Dr Drissa Coulibaly : Les services vétérinaires doivent travailler étroitement avec les autorités de santé publique ainsi qu’avec celles en charge de la faune sauvage, en utilisant une approche : «Une seule santé» pour partager les informations et coopérer dans leur réponse au Covid-19. Une étroite collaboration entre les autorités de santé animale et publique est impérative pour mieux identifier et réduire l’impact de cette maladie. Dans certains pays, les Services vétérinaires soutiennent les fonctions essentielles de la réponse de santé publique, telles que le dépistage et l’analyse des échantillons de surveillance et de diagnostic prélevés sur l’homme.

Dans ce cadre, l’Agence internationale de l’énergie atomique (AIEA), suite à une requête de la Direction nationale des Services vétérinaires du Mali, va fournir huit lots de kits de détection du virus du Covid-19 chez les humains et les animaux. Trois lots sont déjà arrivés. Le reste est attendu dans les prochains jours.

Il est également important de surveiller les animaux sensibles, tels que les chiens, les chats, les visons, ainsi que les personnes qui sont en contact étroit avec eux, pour détecter une éventuelle infection par le SARS-CoV-2. Une surveillance active est recommandée car il peut être difficile de détecter les infections précoces chez ces animaux, en particulier chez le vison.

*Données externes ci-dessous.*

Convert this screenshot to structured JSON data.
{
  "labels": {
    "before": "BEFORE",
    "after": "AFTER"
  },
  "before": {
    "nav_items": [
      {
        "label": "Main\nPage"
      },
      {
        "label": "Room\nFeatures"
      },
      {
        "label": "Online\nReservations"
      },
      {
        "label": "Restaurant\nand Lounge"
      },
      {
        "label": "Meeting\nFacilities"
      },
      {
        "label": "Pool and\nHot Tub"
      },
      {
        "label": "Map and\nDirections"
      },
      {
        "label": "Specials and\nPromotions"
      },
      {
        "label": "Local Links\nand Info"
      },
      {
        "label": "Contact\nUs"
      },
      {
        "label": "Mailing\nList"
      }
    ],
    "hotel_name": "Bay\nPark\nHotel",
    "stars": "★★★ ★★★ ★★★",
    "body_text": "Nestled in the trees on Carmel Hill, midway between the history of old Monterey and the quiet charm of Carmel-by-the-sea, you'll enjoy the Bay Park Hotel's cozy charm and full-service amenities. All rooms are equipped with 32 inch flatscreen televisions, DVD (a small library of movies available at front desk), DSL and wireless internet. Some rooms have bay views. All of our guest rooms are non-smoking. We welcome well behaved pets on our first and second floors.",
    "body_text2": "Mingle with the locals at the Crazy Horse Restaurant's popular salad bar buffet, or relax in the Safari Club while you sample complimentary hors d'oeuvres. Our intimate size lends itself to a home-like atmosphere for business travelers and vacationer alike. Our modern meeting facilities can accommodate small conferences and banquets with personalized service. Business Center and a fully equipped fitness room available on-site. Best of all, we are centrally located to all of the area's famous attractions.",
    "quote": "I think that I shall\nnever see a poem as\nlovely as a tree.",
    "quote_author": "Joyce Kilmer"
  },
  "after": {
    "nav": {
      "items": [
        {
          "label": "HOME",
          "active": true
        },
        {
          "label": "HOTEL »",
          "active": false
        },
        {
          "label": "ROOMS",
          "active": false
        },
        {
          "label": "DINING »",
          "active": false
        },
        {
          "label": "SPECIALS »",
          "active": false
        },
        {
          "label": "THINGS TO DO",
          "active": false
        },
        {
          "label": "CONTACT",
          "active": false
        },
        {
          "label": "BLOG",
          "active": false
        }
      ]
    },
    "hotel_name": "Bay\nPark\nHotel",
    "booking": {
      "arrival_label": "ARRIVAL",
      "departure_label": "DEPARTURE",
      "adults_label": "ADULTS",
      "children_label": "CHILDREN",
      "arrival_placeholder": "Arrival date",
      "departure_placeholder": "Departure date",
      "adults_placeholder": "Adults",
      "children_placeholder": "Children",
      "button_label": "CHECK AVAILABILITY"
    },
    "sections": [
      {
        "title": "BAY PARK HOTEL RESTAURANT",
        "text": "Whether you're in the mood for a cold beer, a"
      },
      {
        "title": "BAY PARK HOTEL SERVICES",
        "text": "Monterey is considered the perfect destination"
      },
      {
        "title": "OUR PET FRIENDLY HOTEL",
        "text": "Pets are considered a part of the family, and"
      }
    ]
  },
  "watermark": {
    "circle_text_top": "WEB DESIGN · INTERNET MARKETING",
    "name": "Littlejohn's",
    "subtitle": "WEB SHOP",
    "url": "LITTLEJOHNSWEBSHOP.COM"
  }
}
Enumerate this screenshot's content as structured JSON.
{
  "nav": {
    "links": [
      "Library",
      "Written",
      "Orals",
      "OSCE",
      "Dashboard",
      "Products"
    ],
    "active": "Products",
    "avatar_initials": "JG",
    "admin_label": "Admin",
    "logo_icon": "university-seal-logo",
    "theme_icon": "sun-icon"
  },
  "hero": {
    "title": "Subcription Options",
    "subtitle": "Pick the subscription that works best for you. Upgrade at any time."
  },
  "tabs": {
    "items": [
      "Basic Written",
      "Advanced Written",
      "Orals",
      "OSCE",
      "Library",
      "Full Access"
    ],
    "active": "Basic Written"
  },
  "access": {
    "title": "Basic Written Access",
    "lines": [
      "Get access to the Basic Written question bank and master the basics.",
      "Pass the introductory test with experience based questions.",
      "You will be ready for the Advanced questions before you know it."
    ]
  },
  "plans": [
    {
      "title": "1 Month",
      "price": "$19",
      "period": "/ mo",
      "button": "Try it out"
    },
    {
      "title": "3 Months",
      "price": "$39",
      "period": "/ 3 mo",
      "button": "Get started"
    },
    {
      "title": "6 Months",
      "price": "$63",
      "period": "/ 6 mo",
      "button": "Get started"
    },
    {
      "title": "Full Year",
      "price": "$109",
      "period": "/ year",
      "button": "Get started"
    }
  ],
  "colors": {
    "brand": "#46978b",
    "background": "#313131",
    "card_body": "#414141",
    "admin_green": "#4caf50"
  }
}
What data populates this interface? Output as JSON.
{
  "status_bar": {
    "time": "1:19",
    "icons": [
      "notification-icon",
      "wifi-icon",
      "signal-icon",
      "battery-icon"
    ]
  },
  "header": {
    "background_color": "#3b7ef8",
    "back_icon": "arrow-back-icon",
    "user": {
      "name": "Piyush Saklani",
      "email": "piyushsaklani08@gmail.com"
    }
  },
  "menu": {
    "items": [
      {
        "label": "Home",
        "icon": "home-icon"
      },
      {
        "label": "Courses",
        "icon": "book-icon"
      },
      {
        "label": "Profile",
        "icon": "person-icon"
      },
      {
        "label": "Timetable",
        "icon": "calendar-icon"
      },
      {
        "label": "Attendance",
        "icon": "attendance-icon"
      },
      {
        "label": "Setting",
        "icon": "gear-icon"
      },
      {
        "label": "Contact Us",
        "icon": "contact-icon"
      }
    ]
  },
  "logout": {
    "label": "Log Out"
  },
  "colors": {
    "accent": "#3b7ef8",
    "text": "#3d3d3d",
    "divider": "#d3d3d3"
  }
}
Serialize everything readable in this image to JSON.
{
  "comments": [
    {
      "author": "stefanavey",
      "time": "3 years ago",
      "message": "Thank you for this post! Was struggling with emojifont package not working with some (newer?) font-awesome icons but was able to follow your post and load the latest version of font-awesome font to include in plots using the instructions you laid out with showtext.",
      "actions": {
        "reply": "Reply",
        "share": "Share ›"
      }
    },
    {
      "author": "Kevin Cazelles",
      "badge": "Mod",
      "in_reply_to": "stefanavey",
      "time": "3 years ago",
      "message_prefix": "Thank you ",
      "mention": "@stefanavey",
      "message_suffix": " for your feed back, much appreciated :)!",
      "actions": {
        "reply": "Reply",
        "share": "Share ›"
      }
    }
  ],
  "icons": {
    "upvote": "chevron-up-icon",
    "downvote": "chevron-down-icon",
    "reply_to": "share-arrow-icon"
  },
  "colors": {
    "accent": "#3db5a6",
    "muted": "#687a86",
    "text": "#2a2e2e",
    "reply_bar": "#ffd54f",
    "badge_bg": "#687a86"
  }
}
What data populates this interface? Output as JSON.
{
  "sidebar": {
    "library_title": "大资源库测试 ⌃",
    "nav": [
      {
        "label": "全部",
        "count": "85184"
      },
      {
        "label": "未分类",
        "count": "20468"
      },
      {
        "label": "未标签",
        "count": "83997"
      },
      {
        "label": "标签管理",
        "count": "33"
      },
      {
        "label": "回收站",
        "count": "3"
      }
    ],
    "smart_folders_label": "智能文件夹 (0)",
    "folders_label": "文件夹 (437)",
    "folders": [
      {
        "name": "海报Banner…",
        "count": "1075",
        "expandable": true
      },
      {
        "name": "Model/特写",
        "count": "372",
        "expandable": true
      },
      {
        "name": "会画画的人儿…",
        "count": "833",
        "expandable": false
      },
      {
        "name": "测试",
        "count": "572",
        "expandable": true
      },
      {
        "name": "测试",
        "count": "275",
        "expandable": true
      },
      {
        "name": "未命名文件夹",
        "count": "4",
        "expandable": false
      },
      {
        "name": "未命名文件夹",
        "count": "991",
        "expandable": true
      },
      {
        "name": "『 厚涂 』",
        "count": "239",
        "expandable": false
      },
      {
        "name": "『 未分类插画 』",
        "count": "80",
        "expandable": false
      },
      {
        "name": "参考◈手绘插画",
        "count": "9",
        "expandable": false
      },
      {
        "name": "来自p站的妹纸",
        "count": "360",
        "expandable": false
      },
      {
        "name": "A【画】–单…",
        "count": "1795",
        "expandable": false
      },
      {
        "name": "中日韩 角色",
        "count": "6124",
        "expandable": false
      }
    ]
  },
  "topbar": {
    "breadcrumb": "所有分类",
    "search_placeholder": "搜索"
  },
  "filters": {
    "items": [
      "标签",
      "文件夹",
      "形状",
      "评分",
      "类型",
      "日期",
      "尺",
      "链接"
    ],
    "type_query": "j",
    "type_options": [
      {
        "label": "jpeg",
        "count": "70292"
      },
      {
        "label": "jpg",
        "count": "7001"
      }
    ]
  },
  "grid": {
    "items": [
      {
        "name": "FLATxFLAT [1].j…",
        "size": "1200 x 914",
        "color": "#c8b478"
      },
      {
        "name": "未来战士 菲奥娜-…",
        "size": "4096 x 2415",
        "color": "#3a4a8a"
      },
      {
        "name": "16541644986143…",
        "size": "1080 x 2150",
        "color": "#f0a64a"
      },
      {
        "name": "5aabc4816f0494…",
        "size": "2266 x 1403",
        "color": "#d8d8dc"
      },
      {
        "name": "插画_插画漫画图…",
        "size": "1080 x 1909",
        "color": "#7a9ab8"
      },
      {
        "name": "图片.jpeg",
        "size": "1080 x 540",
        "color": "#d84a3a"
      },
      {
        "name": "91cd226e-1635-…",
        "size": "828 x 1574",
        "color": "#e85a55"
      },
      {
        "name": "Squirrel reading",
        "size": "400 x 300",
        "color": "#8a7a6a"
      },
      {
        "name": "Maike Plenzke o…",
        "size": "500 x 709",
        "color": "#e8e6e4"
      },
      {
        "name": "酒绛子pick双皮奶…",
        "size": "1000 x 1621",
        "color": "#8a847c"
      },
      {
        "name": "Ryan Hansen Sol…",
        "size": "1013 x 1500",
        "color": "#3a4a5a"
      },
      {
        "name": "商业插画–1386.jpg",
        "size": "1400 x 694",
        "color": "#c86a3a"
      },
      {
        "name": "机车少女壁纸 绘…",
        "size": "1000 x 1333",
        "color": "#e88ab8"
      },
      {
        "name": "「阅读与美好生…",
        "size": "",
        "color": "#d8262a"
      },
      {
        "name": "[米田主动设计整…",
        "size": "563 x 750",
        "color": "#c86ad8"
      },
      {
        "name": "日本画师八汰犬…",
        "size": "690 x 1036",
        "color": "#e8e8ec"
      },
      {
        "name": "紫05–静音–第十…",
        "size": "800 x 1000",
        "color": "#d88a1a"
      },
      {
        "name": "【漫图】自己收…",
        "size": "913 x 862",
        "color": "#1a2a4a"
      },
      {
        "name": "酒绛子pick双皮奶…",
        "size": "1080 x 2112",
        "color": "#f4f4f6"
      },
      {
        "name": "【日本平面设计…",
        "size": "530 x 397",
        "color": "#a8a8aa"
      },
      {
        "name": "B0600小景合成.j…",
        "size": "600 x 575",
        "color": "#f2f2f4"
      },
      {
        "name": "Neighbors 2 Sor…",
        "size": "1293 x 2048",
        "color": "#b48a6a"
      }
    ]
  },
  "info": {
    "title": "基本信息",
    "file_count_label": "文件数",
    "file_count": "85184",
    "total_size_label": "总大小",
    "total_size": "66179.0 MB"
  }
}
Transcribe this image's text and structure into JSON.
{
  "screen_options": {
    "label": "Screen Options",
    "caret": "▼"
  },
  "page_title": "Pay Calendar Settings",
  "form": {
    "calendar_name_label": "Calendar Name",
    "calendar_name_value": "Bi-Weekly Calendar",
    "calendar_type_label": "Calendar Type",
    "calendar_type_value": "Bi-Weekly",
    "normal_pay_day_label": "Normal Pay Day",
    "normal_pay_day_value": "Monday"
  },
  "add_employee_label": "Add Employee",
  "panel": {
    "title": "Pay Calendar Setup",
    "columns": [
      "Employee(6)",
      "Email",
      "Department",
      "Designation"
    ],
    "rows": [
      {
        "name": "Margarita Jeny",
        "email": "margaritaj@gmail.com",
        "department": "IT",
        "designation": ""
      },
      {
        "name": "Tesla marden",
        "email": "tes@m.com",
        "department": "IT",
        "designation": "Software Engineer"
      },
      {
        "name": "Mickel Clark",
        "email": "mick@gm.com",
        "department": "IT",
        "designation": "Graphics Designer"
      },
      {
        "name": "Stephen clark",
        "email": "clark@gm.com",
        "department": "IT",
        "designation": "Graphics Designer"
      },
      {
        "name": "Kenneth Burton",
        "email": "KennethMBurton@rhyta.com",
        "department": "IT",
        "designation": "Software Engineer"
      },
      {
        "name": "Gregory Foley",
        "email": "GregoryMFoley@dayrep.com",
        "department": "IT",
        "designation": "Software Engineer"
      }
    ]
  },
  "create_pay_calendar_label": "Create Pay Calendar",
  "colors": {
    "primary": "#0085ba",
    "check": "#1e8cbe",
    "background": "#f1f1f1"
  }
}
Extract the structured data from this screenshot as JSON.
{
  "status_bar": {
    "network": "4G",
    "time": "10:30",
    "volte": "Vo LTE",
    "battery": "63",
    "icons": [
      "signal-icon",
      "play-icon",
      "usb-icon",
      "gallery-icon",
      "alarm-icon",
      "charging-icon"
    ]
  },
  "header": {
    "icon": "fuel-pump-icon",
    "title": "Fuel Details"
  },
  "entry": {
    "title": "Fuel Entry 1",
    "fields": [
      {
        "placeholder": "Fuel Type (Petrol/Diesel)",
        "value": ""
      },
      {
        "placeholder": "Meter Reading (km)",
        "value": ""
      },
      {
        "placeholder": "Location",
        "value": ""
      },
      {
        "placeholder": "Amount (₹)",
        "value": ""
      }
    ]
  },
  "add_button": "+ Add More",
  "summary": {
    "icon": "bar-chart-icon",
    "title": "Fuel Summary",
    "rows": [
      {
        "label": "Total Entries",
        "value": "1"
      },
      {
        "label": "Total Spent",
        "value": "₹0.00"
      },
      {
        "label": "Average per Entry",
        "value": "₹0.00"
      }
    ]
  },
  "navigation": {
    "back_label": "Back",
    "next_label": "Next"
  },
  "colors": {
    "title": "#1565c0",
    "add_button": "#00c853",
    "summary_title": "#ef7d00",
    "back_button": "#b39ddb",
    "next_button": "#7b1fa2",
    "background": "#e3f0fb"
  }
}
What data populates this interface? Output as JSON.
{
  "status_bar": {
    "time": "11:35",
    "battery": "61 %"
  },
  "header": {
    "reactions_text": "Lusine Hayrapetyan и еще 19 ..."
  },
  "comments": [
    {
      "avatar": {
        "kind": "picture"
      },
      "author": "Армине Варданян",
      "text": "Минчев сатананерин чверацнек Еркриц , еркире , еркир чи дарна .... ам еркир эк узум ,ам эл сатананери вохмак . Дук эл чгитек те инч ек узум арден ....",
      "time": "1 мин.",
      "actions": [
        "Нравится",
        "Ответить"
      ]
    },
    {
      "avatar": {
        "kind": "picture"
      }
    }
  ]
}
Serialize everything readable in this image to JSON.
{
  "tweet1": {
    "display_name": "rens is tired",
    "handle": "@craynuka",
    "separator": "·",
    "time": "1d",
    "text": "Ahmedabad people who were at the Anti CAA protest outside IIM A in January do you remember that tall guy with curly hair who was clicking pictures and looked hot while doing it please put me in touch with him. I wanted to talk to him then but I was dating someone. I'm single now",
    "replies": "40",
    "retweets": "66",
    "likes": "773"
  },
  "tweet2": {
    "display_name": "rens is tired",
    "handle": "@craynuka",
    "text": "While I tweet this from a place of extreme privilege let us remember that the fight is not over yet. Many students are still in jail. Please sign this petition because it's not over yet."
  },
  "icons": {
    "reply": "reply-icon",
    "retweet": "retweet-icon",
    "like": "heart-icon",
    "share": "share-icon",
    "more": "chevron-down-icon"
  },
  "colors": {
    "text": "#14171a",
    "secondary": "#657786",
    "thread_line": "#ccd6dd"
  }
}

Lorsqu’une personne infectée par le virus de la Covid-19 déclare avoir été en contact avec des animaux, une évaluation conjointe des risques doit être effectuée par les services vétérinaires et de santé publique. Il faut signaler depuis janvier 2020, les Services vétérinaires sont membres du Comité technique de coordination pour la lutte contre la maladie.

L’Essor : Quelles sont les responsabilités internationales des Services vétérinaires lors de cas positifs chez les animaux ?

Dr Drissa Coulibaly : L’infection d’animaux par le virus de la Covid-19 remplit les critères de maladie émergente. Ainsi, toute infection ou cas d’infection d’animaux par le SARS-CoV-2 doit être communiquée via le Système mondial d’information sanitaire (WAHIS), conformément au Code sanitaire pour les animaux terrestres de l’Organisation mondiale de la santé animale (OIE).

Les pays sont également encouragés à partager les données de séquençage génétique du SARS-CoV-2 isolés chez des animaux et d’autres résultats au sein de la communauté sanitaire mondiale.